On Saturday afternoon, December 9, around 50 activists gathered outside the Smith Foundry in Minneapolis’s Phillips neighborhood. The group called for the closing of the foundry, citing pollution concerns and the Environmental Control Agency’s (EPA) findings that the Smith Foundry violated the Federal Clean Air Act.
The Climate Justice Committee organized the protest, and representatives from multiple local organizations, including labor, healthcare, environmental, and immigrants’ rights groups, showed up to show support.
The Smith Foundry, which has been operating since 1923, sits across the street from the Roof Depot, where activists had a victory earlier this year when they convinced the City of Minneapolis to sell the site to the East Phillips Neighborhood Institute to develop an urban farm. The East Phillips Neighborhood Institute is also part of the coalition fighting to have the Smith Foundry shut down.
The Phillips neighborhood surrounding the foundry is racially diverse and is home to many immigrant communities, as well as the Little Earth housing project, a majority Native American community.
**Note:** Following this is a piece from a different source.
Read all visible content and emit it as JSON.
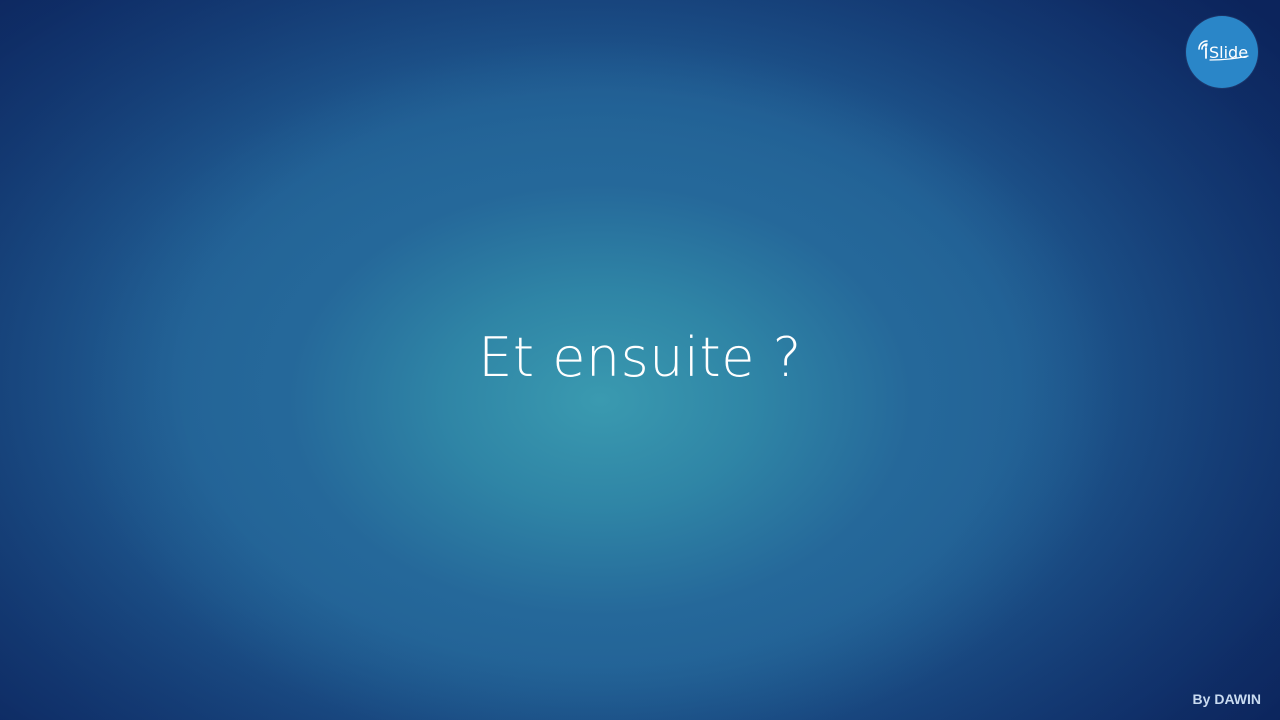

Montana Hirsch of the Minnesota Immigrant Rights Commission said the continued operation of the Smith Foundry in the neighborhood was “environmental racism.”
“Many immigrants end up in this country due to forced migrations caused by [United States-backed] imperialist wars, and it’s shameful that once in the U.S., many immigrants must live in neighborhoods that don’t have clean air and clean water,” Hirsch said.
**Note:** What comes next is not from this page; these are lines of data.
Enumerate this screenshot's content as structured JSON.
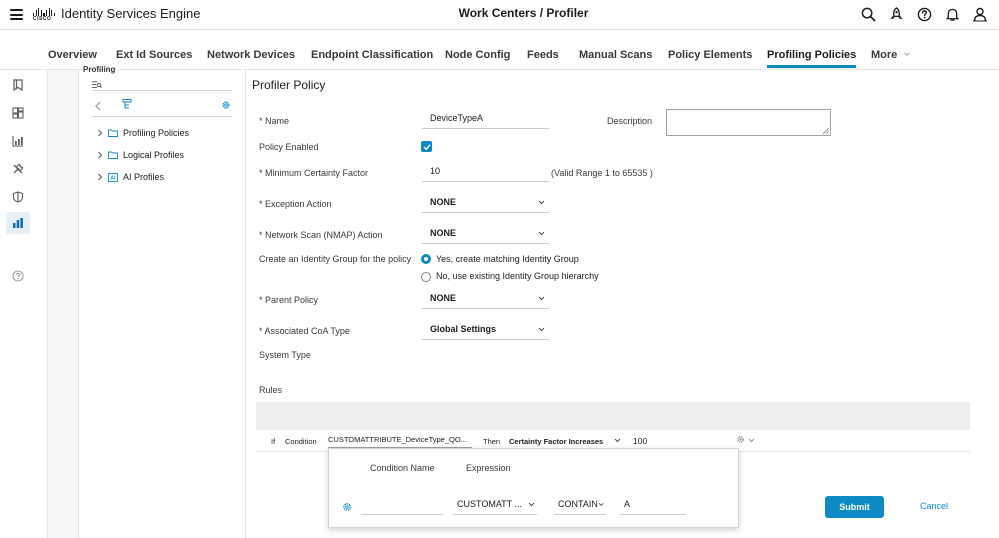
{
  "header": {
    "app_title": "Identity Services Engine",
    "logo_text": "CISCO",
    "page_heading": "Work Centers / Profiler",
    "icons": [
      "search-icon",
      "rocket-icon",
      "help-icon",
      "bell-icon",
      "user-icon"
    ]
  },
  "tabs": [
    {
      "label": "Overview"
    },
    {
      "label": "Ext Id Sources"
    },
    {
      "label": "Network Devices"
    },
    {
      "label": "Endpoint Classification"
    },
    {
      "label": "Node Config"
    },
    {
      "label": "Feeds"
    },
    {
      "label": "Manual Scans"
    },
    {
      "label": "Policy Elements"
    },
    {
      "label": "Profiling Policies",
      "active": true
    },
    {
      "label": "More"
    }
  ],
  "tree": {
    "header_fragment": "Profiling",
    "items": [
      {
        "label": "Profiling Policies",
        "icon": "folder-icon"
      },
      {
        "label": "Logical Profiles",
        "icon": "folder-icon"
      },
      {
        "label": "AI Profiles",
        "icon": "ai-icon"
      }
    ]
  },
  "form": {
    "title": "Profiler Policy",
    "name_label": "* Name",
    "name_value": "DeviceTypeA",
    "description_label": "Description",
    "description_value": "",
    "policy_enabled_label": "Policy Enabled",
    "policy_enabled": true,
    "min_cf_label": "* Minimum Certainty Factor",
    "min_cf_value": "10",
    "min_cf_hint": "(Valid Range 1 to 65535 )",
    "exception_label": "* Exception Action",
    "exception_value": "NONE",
    "nmap_label": "* Network Scan (NMAP) Action",
    "nmap_value": "NONE",
    "identity_group_label": "Create an Identity Group for the policy",
    "radio_yes": "Yes, create matching Identity Group",
    "radio_no": "No, use existing Identity Group hierarchy",
    "parent_label": "* Parent Policy",
    "parent_value": "NONE",
    "coa_label": "* Associated CoA Type",
    "coa_value": "Global Settings",
    "system_type_label": "System Type"
  },
  "rules": {
    "title": "Rules",
    "row": {
      "if": "If",
      "condition_label": "Condition",
      "condition_value": "CUSTOMATTRIBUTE_DeviceType_QO...",
      "then": "Then",
      "action": "Certainty Factor Increases",
      "amount": "100"
    },
    "popover": {
      "col_name": "Condition Name",
      "col_expression": "Expression",
      "attribute": "CUSTOMATT ...",
      "operator": "CONTAIN",
      "value": "A"
    }
  },
  "actions": {
    "submit": "Submit",
    "cancel": "Cancel"
  },
  "colors": {
    "accent": "#0d8ac4"
  }
}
Nicole Mason, an organizer with the American Indian Movement, lives in the area and worries about her and her family’s health. She called a long-lasting cough she’s had a “Smith Foundry Cough.”
“[Smith Foundry] is putting all of our families in East Phillips and at Little Earth in high danger with their health,” Mason said. “And it’s really scary not to know what the pollution is doing to my family and not to have any control over it for myself.”
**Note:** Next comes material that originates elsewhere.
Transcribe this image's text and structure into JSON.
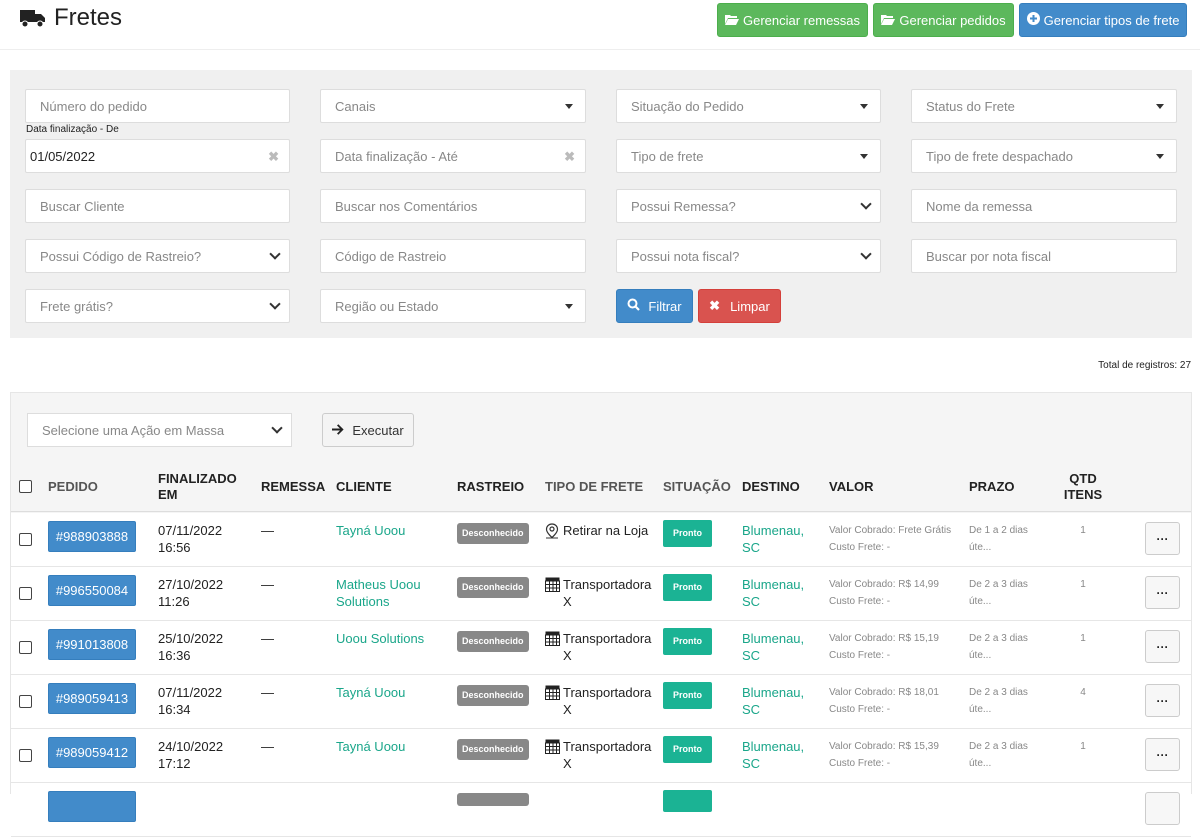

Doug Gurian-Sherman is a Phillips resident who used to work as a risk assessor for the EPA. Gurian-Sherman was skeptical that any regulatory agencies would step in on their own, saying he believed administrators at regulatory agencies were too friendly with manufacturing industries.
“It’s not that science isn’t relevant. I think that’s important to understand,” Gurian-Sherman said. “The science is being abused, and it’s being abused at the expense of neighborhoods like East Phillips and Corcoran and all these surrounding neighborhoods.”
Peter Molenaar worked at Smith Foundry for 30 years and agrees that the current facility should be shut down due to its location. He said he knows the health consequences of the facility firsthand.
“I’ve had mixed emotions because this place was a source of life. Also, it’s a source of death,” Molenaar said.
Molenaar said he and other former foundry workers suffered from silicosis, where particulate matter from quartz crystals accumulates in the lungs. He says three former coworkers have passed away from cancer, which he believes was likely caused by working in the foundry.
Toya Lopez, a member of Health Professionals for a Healthy Climate, says workers are not the only ones impacted by pollution, but the whole neighborhood. Lopez called shutting the foundry down “preventative medicine” due to the positive health effects less pollution would have on the neighborhood.
“We get to see the actual devastation that has been brought on by the Smith Foundry, not just currently but for generations. And every year when more exposure to this air pollution stacks on our old wounds, where do we end up then? We end up a statistic,” Lopez said.
At press time, the Smith Foundry had not responded to requests for comment.